Berlin chce zrobić porządek z bezdomnymi z Polski

Jest ich tam coraz więcej.

To Polska, a nie nasze miasto, powinna zatroszczyć się o swoich obywateli w potrzebie – mówi burmistrz śródmieścia Berlina. Ponieważ w niemieckiej stolicy mnożą się skargi na bezdomnych Polaków, władze rozważają ich deportację.

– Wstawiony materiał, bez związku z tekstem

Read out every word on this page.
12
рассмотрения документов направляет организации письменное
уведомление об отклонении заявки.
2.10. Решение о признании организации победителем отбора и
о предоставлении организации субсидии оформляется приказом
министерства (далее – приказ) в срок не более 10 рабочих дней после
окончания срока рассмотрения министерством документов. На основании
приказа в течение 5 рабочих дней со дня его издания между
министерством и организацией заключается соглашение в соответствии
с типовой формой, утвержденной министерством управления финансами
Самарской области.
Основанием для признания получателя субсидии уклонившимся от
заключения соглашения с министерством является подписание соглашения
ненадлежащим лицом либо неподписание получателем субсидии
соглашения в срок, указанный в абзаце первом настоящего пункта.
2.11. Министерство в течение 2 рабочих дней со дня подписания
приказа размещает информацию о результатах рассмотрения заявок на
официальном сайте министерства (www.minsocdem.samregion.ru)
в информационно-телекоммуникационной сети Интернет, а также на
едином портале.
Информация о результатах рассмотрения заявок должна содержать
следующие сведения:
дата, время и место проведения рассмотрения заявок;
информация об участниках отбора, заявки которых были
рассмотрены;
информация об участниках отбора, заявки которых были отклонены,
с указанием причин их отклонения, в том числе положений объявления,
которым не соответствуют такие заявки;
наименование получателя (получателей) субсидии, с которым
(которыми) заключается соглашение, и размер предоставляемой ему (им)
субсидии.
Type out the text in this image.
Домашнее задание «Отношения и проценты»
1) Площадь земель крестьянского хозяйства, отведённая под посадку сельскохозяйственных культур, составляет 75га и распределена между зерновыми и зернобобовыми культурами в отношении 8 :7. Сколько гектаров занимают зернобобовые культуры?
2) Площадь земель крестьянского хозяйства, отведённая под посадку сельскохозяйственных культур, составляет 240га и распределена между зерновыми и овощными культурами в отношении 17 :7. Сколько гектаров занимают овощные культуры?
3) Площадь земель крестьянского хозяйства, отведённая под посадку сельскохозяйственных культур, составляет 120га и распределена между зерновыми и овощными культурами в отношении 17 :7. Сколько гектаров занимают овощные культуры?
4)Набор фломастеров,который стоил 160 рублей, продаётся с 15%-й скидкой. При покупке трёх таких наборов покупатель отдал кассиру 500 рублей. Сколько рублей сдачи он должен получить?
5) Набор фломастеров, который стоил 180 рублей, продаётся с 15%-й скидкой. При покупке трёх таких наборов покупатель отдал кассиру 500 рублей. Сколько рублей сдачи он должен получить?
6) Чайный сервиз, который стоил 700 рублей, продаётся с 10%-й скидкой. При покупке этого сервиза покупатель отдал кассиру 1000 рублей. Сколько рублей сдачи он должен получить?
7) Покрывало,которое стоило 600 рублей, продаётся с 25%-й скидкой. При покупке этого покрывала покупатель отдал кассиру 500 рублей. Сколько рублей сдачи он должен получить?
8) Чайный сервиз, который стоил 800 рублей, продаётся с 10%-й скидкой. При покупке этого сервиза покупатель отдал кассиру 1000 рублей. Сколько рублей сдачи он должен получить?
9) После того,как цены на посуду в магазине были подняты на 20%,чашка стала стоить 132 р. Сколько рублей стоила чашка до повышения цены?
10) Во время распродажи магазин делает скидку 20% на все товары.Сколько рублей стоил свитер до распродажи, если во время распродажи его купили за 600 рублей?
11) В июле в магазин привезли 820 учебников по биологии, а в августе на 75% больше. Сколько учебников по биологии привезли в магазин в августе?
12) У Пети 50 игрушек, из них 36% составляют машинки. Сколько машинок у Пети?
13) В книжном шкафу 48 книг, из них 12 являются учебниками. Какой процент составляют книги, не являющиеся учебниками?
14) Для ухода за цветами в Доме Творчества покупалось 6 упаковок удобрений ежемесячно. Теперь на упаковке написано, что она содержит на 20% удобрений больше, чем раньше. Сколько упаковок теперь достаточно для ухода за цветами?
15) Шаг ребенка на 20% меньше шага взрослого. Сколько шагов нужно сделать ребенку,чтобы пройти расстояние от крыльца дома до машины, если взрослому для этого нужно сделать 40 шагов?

Poznaję ich po języku. W okolicy słynnego zachodnioberlińskiego dworca Zoo słyszę wiązankę polskich przekleństw. Bezdomni siedzą na ławce i o czymś zawzięcie dyskutują. Rozmawia ze mną tylko Paweł z Wrocławia, ale zbyt wiele powiedzieć o sobie nie chce.

– Tak mi się życie potoczyło: przyjechałem do pracy, wylądowałem w namiocie w parku – mówi, a potem zbiera swoje reklamówki i odchodzi.

Na Alexanderplatz w sercu dawnego Berlina wschodniego polscy bezdomni nie są zbyt rozmowni…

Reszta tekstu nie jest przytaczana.